Grant type is an OAuth 2 specific parameter and it should always be set to authorization_code.

Client id and client secret are application specific properties and they are used for authenticating the application to iPayroll.

Code is the authentication code received in the callback. This identifies a particular authentication that is being made by a resource owner.

Redirect URI is the same URI that was passed when making the authorisation call. It is passed on for verification purposes and part of OAuth 2 specification.

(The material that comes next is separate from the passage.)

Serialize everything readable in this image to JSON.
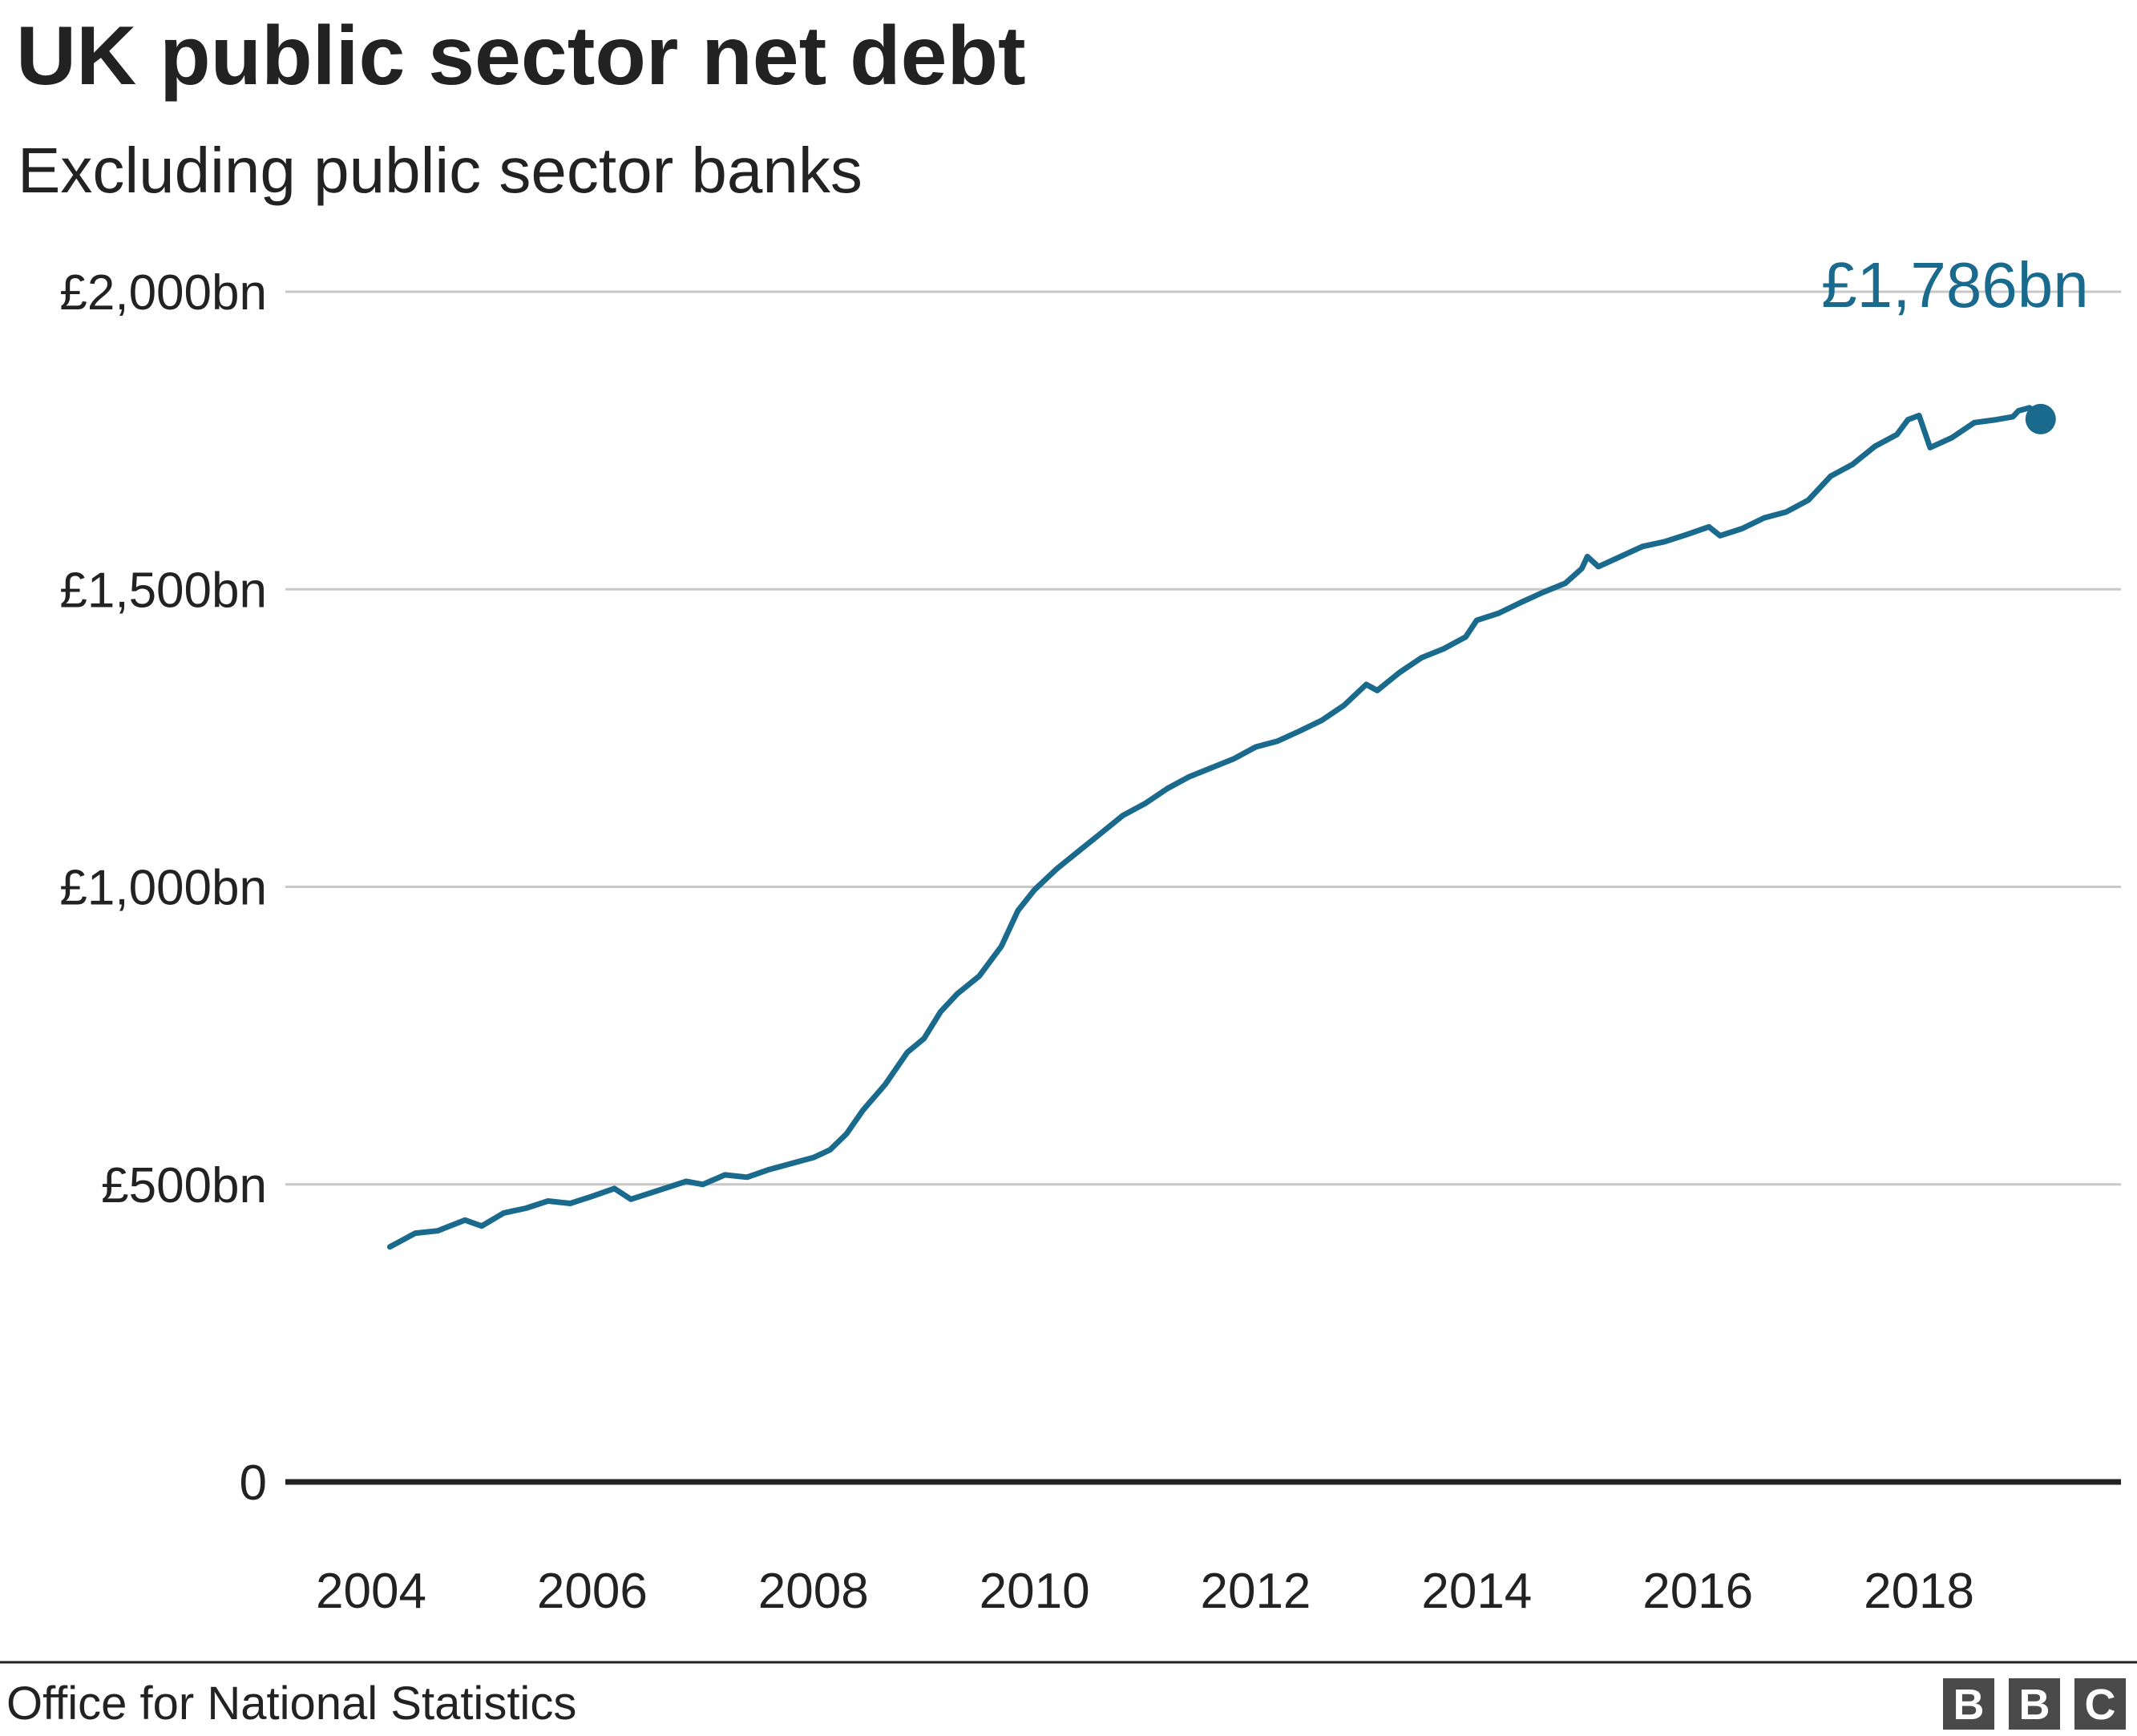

If successful, the server would respond with the following:

  {
	"access_token":"<ACCESS_TOKEN>",
	"token_type":"bearer",
	"refresh_token":"<REFRESH_TOKEN>",
	"expires_in":<NUMBER_OF_SECONDS_THE_ACCESS_TOKEN_EXPIRES_IN>,
	"scope":"<LIST_OF_SCOPES_AUTHORISED>"
  }

Once an application acquires tokens by passing an authorisation code, that code would be deleted. Subsequent calls with the same authorisation code would not return tokens. Therefore, it is client application's responsibility to hold onto tokens.

Access Token Expiry

The received access token can be used for making API calls till it expires. The system will return the following error when it expires:

{
	"error": "invalid_token",
	"error_description": "Invalid access token: <ACCESS_TOKEN>"
}

The following request can be made to get a new access token using the refresh token:

	Request type: POST
	URL: https://<SERVER-DOMAIN>/oauth/token
	Parameters:
	grant_type=refresh_token
	client_id=<CLIENT_ID_OF_THE_APPLICATION>
	client_secret=<CLIENT_SECRET>
	refresh_token=<REFRESH_TOKEN>

The server would reply with the same response as the request tokens method.

Refresh Token Expiry

By default, refresh token is valid for 10 years. The value can be further increased if required. However, if the validity period of the refresh tokens is decreased, the application should handle expired refresh tokens.

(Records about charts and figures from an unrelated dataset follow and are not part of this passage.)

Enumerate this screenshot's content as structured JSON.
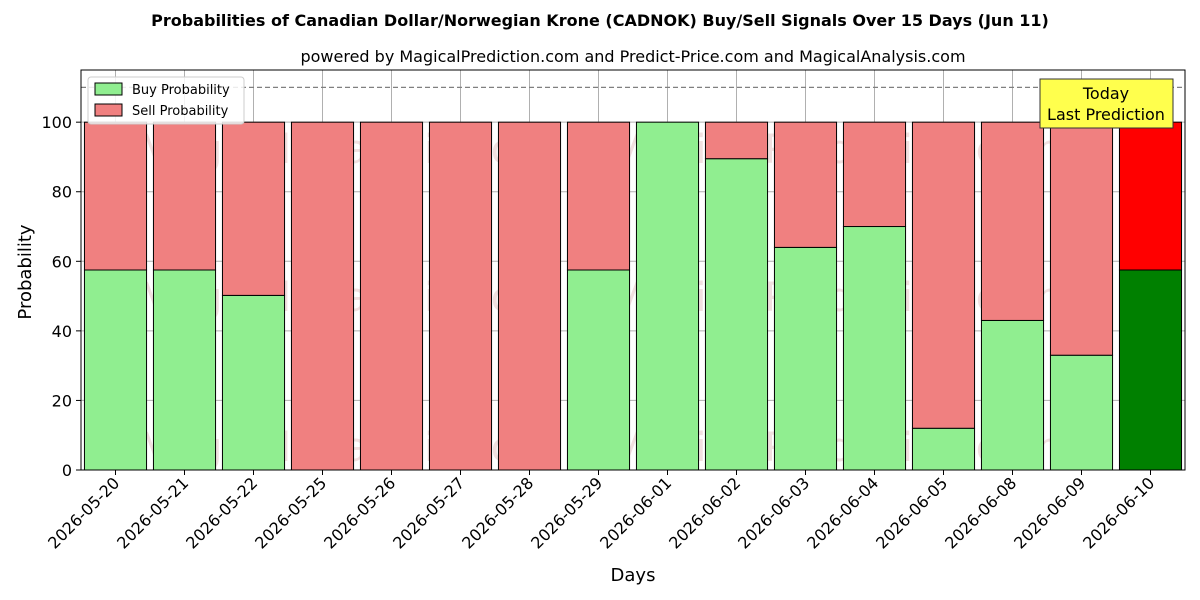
{
  "chart_data": {
    "type": "bar",
    "stacked": true,
    "title": "Probabilities of Canadian Dollar/Norwegian Krone (CADNOK) Buy/Sell Signals Over 15 Days (Jun 11)",
    "subtitle": "powered by MagicalPrediction.com and Predict-Price.com and MagicalAnalysis.com",
    "xlabel": "Days",
    "ylabel": "Probability",
    "ylim": [
      0,
      115
    ],
    "yticks": [
      0,
      20,
      40,
      60,
      80,
      100
    ],
    "grid": true,
    "legend_position": "top-left",
    "reference_line": 110,
    "categories": [
      "2026-05-20",
      "2026-05-21",
      "2026-05-22",
      "2026-05-25",
      "2026-05-26",
      "2026-05-27",
      "2026-05-28",
      "2026-05-29",
      "2026-06-01",
      "2026-06-02",
      "2026-06-03",
      "2026-06-04",
      "2026-06-05",
      "2026-06-08",
      "2026-06-09",
      "2026-06-10"
    ],
    "series": [
      {
        "name": "Buy Probability",
        "color": "#90ee90",
        "highlight_color": "#008000",
        "values": [
          57.5,
          57.5,
          50.2,
          0,
          0,
          0,
          0,
          57.5,
          100,
          89.5,
          64,
          70,
          12,
          43,
          33,
          57.5
        ]
      },
      {
        "name": "Sell Probability",
        "color": "#f08080",
        "highlight_color": "#ff0000",
        "values": [
          42.5,
          42.5,
          49.8,
          100,
          100,
          100,
          100,
          42.5,
          0,
          10.5,
          36,
          30,
          88,
          57,
          67,
          42.5
        ]
      }
    ],
    "highlight_index": 15,
    "annotation": {
      "lines": [
        "Today",
        "Last Prediction"
      ],
      "bg": "#ffff4d"
    },
    "watermarks": [
      "MagicalAnalysis.com",
      "MagicalPrediction.com"
    ]
  }
}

When a new access token is requested passing a refresh token, server would reply back with the following error message if the refresh token is expired:

  {
	"error": "invalid_token",
	"error_description": "Invalid refresh token (expired): <REFRESH_TOKEN>"
  }

The client application should initiate a request tokens method to get a new refresh token. As this method expects a new authorisation code, the client application should first initiate a request permission call to get an authorisation code. Since a resource owner has already authorised the application, the grant permission page would be bypassed in this scenario.

Making Requests

API method calls expect the access token to be passed in with incoming requests.

One option is to use the standard HTTP authorization header:

Header: Authorization 
Value: <access_token>

The other option is to pass the access token as the value for request parameter access_token.